4) Build a proprietary multi agent system that thinks like a lawyer
We designed orchestration that mirrors how arbitration lawyers actually work: a planner to decompose the question, a researcher to run targeted passes, an analyst to separate arguments and versions, and a citer to ground conclusions with precise, checkable references.
We also removed abstraction layers that added complexity without value for our domain. For teams relying on generic agent frameworks, evaluate the tradeoffs carefully and read the platform’s own positioning about agents and orchestration to decide what you should own. See the official LangChain site and repository for context. (LangChain)
Results in under four months
Approximately 125 percent higher recall versus our previous stack
Significant gains in citation faithfulness and argument separation
More use cases unlocked without runaway token costs thanks to better retrieval and tighter orchestration
Checklist - signs your RAG is stuck in demo land
Recall at k flattens even as you raise k
Retrieval logic is a thicket of rules
Citations mix up parties or rule versions
Token costs rise without quality gains
User definition of good does not match your dashboard
Latency drifts due to excessive context packing and retries
If two or more resonate, your bottleneck is likely retrieval, not the LLM.
Practical playbook
1) Choose your OMTM explicitly
In regulated domains, start with recall. Add precision and answer quality as measurable layers.
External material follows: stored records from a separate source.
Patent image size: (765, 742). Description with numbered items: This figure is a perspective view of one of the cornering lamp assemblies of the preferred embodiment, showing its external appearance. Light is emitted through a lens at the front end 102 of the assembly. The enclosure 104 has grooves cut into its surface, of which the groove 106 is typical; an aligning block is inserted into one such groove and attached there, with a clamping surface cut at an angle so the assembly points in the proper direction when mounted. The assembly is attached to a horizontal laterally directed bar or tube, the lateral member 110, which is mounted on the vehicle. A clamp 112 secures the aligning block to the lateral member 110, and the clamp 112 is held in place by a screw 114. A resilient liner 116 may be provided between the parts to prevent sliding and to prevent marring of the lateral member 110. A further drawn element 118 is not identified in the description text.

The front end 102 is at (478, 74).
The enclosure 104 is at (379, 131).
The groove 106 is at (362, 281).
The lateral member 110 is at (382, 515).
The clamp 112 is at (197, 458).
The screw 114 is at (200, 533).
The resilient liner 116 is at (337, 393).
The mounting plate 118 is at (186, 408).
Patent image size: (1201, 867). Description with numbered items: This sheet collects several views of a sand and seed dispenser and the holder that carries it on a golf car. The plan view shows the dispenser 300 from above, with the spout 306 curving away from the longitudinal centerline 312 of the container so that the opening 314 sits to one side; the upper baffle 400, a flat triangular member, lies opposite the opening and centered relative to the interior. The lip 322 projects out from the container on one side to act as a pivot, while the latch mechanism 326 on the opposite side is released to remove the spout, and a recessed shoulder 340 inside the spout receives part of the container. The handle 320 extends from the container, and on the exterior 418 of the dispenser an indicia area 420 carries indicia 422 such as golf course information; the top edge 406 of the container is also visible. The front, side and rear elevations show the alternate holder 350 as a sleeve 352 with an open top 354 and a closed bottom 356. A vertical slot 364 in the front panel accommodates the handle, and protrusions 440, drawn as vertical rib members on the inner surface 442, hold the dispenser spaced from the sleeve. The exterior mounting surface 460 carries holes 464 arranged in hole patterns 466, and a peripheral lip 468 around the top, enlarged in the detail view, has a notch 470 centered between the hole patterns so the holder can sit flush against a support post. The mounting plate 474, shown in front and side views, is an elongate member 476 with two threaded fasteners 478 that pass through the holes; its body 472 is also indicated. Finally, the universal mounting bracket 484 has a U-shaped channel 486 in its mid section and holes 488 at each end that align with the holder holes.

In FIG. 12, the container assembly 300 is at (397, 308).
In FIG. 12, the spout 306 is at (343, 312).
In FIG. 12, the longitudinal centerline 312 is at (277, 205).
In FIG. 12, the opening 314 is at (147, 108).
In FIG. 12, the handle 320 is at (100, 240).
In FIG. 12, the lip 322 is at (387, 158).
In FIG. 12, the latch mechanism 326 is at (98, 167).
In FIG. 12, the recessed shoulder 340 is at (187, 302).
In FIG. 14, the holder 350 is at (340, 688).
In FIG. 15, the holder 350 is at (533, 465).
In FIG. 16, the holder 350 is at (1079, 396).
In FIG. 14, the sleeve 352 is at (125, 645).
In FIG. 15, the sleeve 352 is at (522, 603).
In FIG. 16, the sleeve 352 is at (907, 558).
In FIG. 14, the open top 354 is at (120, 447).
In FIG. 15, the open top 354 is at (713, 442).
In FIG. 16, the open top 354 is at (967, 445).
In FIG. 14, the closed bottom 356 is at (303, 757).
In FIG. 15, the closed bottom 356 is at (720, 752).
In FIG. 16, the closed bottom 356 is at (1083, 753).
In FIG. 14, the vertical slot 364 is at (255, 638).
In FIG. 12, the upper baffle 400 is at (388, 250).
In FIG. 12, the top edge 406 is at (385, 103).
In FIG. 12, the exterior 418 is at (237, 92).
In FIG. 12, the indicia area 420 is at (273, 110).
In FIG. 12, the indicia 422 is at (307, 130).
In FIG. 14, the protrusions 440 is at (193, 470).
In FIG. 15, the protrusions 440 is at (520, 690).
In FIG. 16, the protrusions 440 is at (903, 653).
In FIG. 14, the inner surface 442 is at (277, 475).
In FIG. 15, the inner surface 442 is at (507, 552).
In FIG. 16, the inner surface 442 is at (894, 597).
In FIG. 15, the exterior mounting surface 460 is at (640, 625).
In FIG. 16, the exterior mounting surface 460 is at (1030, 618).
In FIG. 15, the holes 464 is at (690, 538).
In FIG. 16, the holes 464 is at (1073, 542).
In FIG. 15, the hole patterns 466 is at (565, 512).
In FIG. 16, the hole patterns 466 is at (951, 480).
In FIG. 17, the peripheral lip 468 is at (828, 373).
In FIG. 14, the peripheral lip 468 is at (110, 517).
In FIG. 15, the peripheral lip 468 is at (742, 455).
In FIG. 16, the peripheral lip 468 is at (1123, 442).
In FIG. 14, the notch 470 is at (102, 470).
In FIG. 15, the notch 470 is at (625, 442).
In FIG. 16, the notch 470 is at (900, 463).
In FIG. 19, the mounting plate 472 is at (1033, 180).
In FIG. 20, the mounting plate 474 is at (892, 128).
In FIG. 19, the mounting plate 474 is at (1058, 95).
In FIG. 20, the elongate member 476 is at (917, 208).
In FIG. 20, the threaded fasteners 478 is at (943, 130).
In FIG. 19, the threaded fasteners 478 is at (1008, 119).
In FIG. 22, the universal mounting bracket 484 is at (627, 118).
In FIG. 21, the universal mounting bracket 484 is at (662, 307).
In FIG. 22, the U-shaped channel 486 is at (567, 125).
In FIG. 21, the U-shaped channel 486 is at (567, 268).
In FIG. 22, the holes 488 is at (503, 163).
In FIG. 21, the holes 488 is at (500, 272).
2) Train or adapt embeddings
Domain tuned embeddings beat generic ones on recall and coverage at a reasonable k.
3) Replace brittle rules with learned retrieval
Use domain signals and re rankers. Keep heuristics simple and reversible.
4) Own orchestration where it matters
Mirror expert workflows. Separate planning, retrieval, analysis, and citation. Instrument everything.
5) Watch the cost stack
Track k → tokens → latency → recall. If costs climb without recall moving, fix retrieval first.
6) Measure what users care about
Completeness, correct citations, separation of arguments, and traceability beat generic scores.